Life on board of a gentleman’s yacht

Life in the thirties

, a quote from the daughter of the second owner, Mr. H.F. Blackborow (10/08/1895 – 24/09/1966):

“For the moment, as H.F. Blackborow’s daughter, who as a little girl spent two entire summers (I think) on Carrina, I can say that my father did not race with Carrina. He almost always took the helm, but we did have a small professional crew. I can maybe fill out some information about the years between 1934 and the outbreak of war. I know my parents sailed in the Channel and the Baltic and were in Kiel harbour not long before the start of world war II. I think they also sailed as far as Casablanca and the Canaries. After the war, when Carrina came out of hiding, we sailed in the Channel from Poole in Dorset and did a lot of mackerel fishing. During a gale-force onshore wind, while we were in Portland harbour, her anchors dragged and we were almost dashed against some enormous cement constructions built in the middle of the harbour during the war for defence purposes. The naval launch that put out to help us damaged the launch and the side of the boat. As a result we were guests of the navy for several days while they put her right and spent time on board submarines, cruisers and mine sweepers!”

Elizabeth Blackborow

In the fifties Carrina’s live was dominated by her charter activities.

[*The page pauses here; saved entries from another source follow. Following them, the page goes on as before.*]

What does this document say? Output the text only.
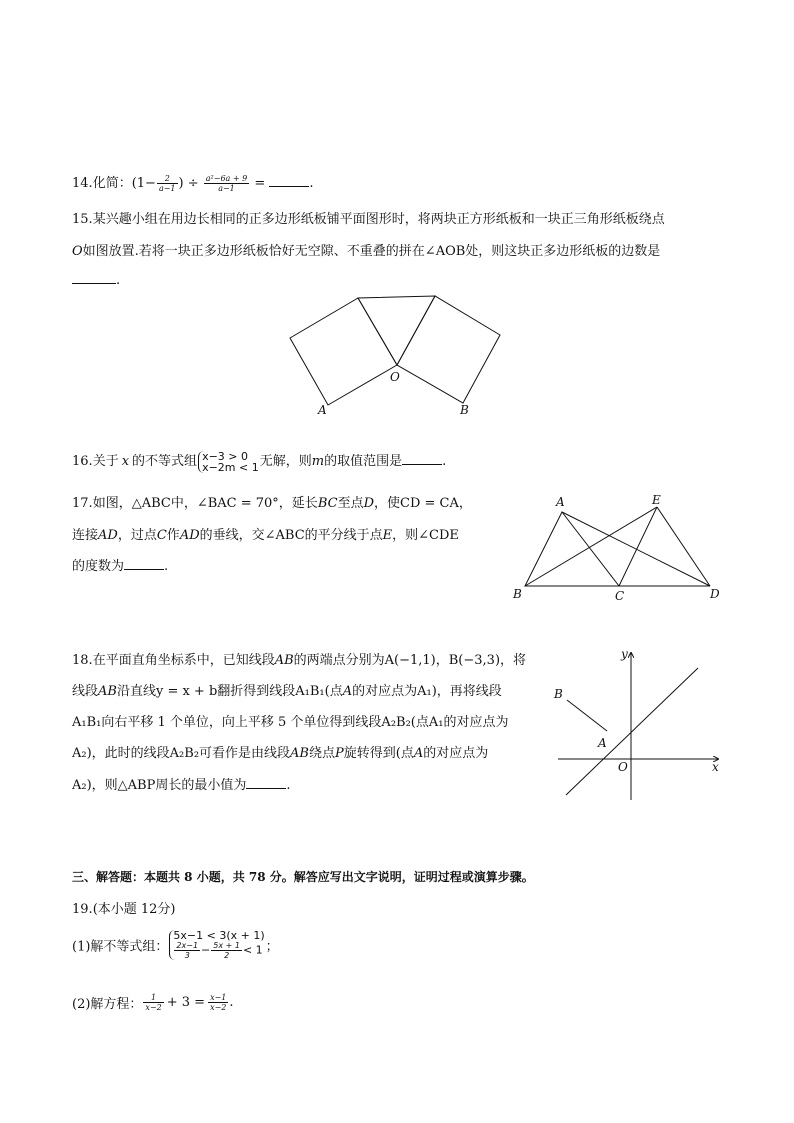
14.化简：($1- \frac{2}{a-1}$ ) ÷ $\frac{\text{a²−6a + 9}}{a-1}$ =	.
15.某兴趣小组在用边长相同的正多边形纸板铺平面图形时，将两块正方形纸板和一块正三角形纸板绕点
O如图放置.若将一块正多边形纸板恰好无空隙、不重叠的拼在∠AOB处，则这块正多边形纸板的边数是
.
O
A	B
16.关于 x 的不等式组 x−3 > 0
x−2m < 1 无解，则m的取值范围是	.
17.如图，△ABC中，∠BAC = 70°，延长BC至点D，使CD = CA，
连接AD，过点C作AD的垂线，交∠ABC的平分线于点E，则∠CDE
的度数为	.
A	E
B	C	D
18.在平面直角坐标系中，已知线段AB的两端点分别为A(−1,1)，B(−3,3)，将
线段AB沿直线y = x + b翻折得到线段A₁B₁(点A的对应点为A₁)，再将线段
A₁B₁向右平移 1 个单位，向上平移 5 个单位得到线段A₂B₂(点A₁的对应点为
A₂)，此时的线段A₂B₂可看作是由线段AB绕点P旋转得到(点A的对应点为
A₂)，则△ABP周长的最小值为	.
y
x
O
A
B
三、解答题：本题共 8 小题，共 78 分。解答应写出文字说明，证明过程或演算步骤。
19.(本小题 12分)
(1)解不等式组：
5x−1 < 3(x + 1)
$\frac{2x-1}{3} - \frac{5x + 1}{2} < 1$ ；
(2)解方程： $\frac{1}{x-2} + 3 = \frac{x-1}{x-2}$ .
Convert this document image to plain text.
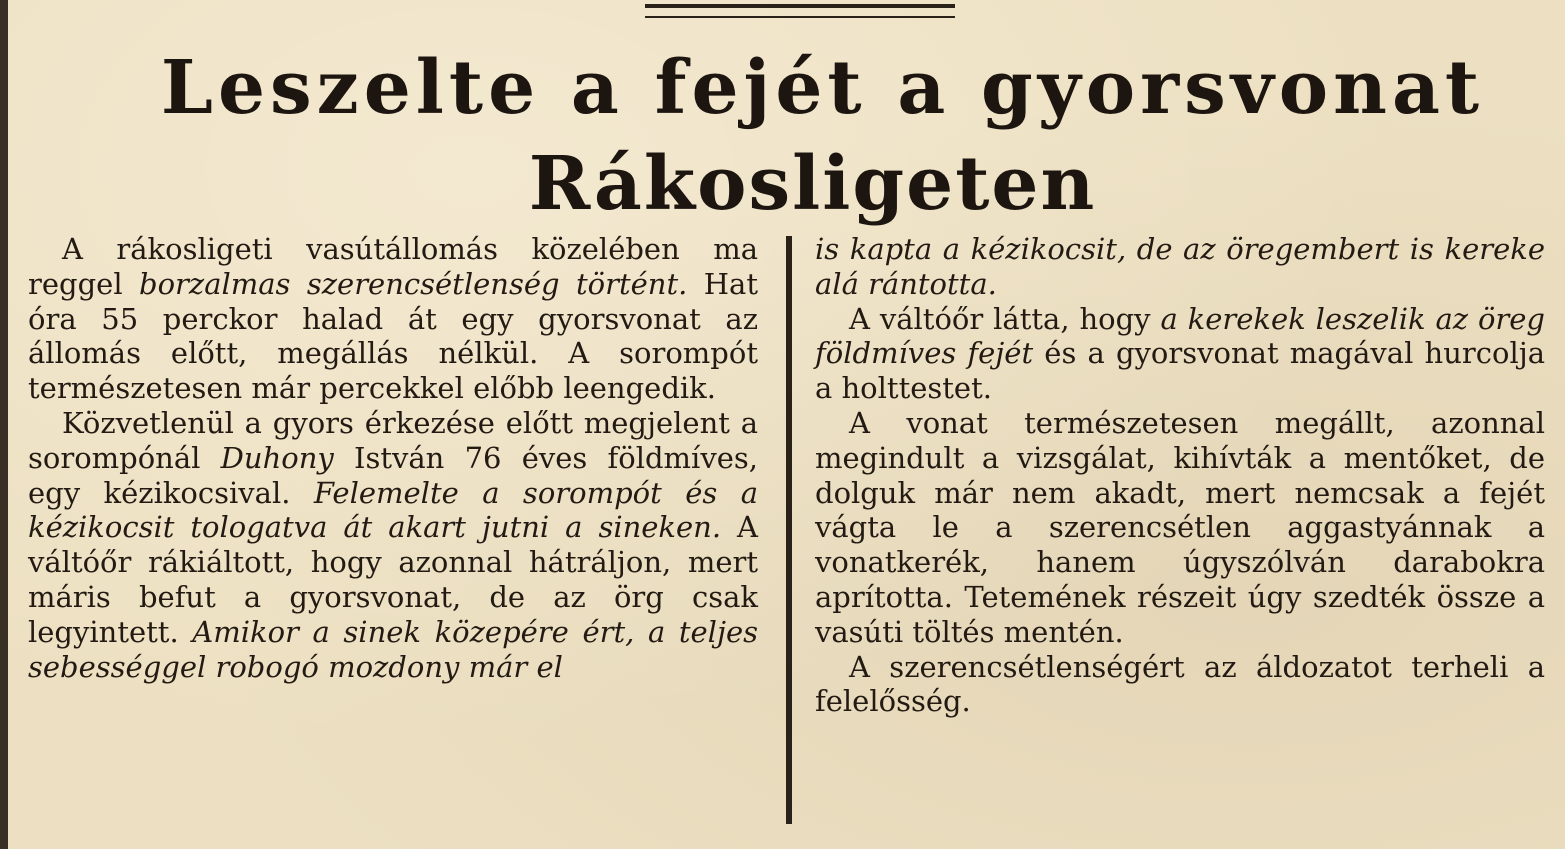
Leszelte a fejét a gyorsvonat
Rákosligeten

A rákosligeti vasútállomás közelében ma reggel borzalmas szerencsétlenség történt. Hat óra 55 perckor halad át egy gyorsvonat az állomás előtt, megállás nélkül. A sorompót természetesen már percekkel előbb leengedik.

Közvetlenül a gyors érkezése előtt megjelent a sorompónál Duhony István 76 éves földmíves, egy kézikocsival. Felemelte a sorompót és a kézikocsit tologatva át akart jutni a sineken. A váltóőr rákiáltott, hogy azonnal hátráljon, mert máris befut a gyorsvonat, de az örg csak legyintett. Amikor a sinek közepére ért, a teljes sebességgel robogó mozdony már el

is kapta a kézikocsit, de az öregembert is kereke alá rántotta.

A váltóőr látta, hogy a kerekek leszelik az öreg földmíves fejét és a gyorsvonat magával hurcolja a holttestet.

A vonat természetesen megállt, azonnal megindult a vizsgálat, kihívták a mentőket, de dolguk már nem akadt, mert nemcsak a fejét vágta le a szerencsétlen aggastyánnak a vonatkerék, hanem úgyszólván darabokra aprította. Tetemének részeit úgy szedték össze a vasúti töltés mentén.

A szerencsétlenségért az áldozatot terheli a felelősség.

With her skipper and owner John Staniland, she was one of the pioneers in charter business.
She could be easily spotted in the Med in summertime and in winter in the Carib. Years with sailings of an average of over 5.000 miles a year were no exception.

In the seventies and eigthies

Carrinachartered under her new captain Ian Staniland.

the millenium turn

With new regulations and an owner who lost his charter licenses, Carrina her charterlife came to an end.